Interestingly, our research revealed the rise of a new tribe within Gen Z – a tribe of individuals who express themselves with confidence and style, collaborate with others, engage meaningfully with the world around them, and are motivated by purpose and passion in everything they do.
They are the New Working Order.
The New Working Order make up around 40 per cent of Gen Z, using smartphones and technology to enhance creativity and productivity. They value work-life integration, flexible working, and multi-experience lives, as well as continuous learning and moving freely between loyalties.
This group is workforce-ready, fiercely ambitious, and driven to make substantial changes to the world around them through not just ideas but execution.
This self-starter attitude contrasts dramatically with false narratives like “Generation Snowflake” which suggest that these young people are precious, pampered, and too easily take offence.
The reality from our research is that they just get on with it, and will work through any obstacles put in their way.
In fact, over half (52 per cent) of the New Working Order already pursue passion projects and side hustles, with 59 per cent of them hoping to turn that into their main income stream in the next year.
The New Working Order also set themselves apart through their relationship with technology.
British adults check their mobile phones on average every 12 minutes in the day, or 10,000 times a year. The New Working Order go further, embracing the reality that these processes of tech-infused extended cognition impact our minds’ capacity to problem-solve, releasing dopamine and activating neural pathways associated with learning.
One of the most staggering findings from our study is that 66 per cent of the New Working Order are unable to create or innovate without their smartphone. They live, breathe, and learn through extended cognition as a means of understanding themselves and the world around them.
This generation also prefer to learn through a range of different mediums – from formal coursework to informal online learning. Having grown up as entrepreneurial freelancers, these individuals are more open to alternative forms of education as well as creative solutions for funding it.

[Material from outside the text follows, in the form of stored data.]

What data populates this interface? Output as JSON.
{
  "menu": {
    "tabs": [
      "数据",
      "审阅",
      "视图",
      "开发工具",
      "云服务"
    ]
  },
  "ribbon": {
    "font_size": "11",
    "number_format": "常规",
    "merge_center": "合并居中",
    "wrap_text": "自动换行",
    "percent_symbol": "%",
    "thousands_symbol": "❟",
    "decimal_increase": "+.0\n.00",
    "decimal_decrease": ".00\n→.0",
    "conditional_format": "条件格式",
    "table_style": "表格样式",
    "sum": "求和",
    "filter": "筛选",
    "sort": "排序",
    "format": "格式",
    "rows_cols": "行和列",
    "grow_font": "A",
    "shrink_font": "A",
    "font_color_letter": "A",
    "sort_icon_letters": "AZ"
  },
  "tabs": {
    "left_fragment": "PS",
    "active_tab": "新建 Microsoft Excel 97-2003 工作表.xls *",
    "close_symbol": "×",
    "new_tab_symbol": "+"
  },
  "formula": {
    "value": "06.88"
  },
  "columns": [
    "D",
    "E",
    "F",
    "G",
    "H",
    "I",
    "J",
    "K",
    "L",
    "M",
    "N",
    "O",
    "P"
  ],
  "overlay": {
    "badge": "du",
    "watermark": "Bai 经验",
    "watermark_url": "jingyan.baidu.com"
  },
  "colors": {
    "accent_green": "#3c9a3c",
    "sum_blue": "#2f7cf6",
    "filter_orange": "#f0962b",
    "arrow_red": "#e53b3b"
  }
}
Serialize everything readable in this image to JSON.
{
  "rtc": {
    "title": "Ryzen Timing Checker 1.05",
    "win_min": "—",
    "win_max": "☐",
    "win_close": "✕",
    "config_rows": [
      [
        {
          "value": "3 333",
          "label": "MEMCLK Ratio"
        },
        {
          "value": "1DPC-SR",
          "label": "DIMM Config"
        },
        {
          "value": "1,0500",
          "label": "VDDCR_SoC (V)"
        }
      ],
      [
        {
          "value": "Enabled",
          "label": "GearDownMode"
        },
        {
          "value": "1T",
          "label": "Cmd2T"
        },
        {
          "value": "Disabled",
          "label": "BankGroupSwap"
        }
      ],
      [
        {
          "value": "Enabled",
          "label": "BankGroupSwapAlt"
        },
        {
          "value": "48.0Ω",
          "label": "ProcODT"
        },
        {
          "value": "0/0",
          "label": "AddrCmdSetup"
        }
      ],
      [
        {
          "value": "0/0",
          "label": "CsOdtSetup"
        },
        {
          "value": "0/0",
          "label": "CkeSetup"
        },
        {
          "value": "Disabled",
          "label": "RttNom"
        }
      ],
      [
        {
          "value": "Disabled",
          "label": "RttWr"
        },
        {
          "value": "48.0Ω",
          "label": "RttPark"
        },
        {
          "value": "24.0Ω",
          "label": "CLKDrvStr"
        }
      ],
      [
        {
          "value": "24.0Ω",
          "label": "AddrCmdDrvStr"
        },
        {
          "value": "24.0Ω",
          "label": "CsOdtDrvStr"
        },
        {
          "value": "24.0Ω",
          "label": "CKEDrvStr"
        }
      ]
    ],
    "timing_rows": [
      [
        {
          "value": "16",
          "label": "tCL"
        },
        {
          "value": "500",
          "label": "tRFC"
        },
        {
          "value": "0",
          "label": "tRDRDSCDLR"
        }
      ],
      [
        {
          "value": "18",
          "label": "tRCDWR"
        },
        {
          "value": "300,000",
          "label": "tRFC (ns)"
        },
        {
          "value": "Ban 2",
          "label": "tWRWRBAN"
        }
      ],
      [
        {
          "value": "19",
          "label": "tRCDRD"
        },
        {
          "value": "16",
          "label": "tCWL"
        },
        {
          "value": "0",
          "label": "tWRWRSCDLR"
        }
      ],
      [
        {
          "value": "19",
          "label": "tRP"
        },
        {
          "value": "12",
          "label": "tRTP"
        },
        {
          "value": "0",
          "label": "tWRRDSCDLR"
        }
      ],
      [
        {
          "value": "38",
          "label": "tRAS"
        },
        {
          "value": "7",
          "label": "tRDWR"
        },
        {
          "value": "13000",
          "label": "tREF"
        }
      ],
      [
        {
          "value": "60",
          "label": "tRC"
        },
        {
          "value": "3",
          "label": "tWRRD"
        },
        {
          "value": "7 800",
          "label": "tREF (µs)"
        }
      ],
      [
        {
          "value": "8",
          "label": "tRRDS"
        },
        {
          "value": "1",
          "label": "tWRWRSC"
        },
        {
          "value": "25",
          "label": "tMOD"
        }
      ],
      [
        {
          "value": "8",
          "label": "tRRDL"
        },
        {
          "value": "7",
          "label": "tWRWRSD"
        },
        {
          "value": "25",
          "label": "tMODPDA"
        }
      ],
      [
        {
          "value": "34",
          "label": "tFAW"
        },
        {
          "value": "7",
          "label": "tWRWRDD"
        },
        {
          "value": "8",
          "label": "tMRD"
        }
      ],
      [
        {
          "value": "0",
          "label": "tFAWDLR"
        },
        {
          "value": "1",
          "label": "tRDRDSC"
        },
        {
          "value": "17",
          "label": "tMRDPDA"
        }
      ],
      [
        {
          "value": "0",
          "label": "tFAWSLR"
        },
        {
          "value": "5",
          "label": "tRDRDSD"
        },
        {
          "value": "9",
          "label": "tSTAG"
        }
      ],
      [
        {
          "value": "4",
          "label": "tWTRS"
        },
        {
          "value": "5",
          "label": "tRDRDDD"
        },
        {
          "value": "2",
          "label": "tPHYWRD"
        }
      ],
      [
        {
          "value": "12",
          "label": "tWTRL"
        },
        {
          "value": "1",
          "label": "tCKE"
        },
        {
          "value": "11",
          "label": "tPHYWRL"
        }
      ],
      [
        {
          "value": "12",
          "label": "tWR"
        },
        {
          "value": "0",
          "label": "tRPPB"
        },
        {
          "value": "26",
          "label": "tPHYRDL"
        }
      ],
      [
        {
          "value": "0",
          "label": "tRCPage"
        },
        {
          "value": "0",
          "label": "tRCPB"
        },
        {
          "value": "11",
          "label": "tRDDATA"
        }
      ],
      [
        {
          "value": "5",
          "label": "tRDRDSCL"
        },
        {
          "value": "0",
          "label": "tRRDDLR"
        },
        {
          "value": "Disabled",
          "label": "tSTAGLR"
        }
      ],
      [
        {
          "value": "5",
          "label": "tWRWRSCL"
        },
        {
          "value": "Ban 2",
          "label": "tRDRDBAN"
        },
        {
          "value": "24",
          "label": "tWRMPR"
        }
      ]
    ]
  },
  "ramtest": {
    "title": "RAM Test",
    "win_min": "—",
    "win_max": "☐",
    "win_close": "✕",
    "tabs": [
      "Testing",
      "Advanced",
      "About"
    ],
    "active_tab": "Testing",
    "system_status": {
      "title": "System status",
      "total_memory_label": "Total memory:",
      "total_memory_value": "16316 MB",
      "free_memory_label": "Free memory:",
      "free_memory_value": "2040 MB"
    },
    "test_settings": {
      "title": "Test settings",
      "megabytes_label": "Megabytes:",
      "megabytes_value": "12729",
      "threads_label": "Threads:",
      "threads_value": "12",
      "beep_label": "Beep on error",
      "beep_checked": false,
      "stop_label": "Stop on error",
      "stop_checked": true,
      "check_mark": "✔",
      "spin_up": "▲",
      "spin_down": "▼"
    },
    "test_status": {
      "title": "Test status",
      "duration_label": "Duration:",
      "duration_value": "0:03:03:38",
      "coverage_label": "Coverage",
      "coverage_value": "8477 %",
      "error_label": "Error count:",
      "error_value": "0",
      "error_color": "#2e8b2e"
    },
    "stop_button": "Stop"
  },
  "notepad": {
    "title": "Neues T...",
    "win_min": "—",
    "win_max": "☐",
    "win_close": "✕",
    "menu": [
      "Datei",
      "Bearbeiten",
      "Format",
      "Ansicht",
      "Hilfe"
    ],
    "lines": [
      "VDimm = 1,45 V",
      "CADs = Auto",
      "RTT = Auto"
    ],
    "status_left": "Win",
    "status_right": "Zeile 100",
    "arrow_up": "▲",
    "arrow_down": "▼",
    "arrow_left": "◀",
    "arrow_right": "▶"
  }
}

For this reason, businesses seeking to attract these candidates should consider a corporate learning programme that includes aspects like self-directed learning, collaborative problem solving, and practical and real-world experience. Crucially, of course, they should also all leverage technology.
As a society, we have a responsibility to equip this generation not just with content but with resilience in our changing, technologically-infused world. Ignorance is not an option – and nor are jokes about snowflakes.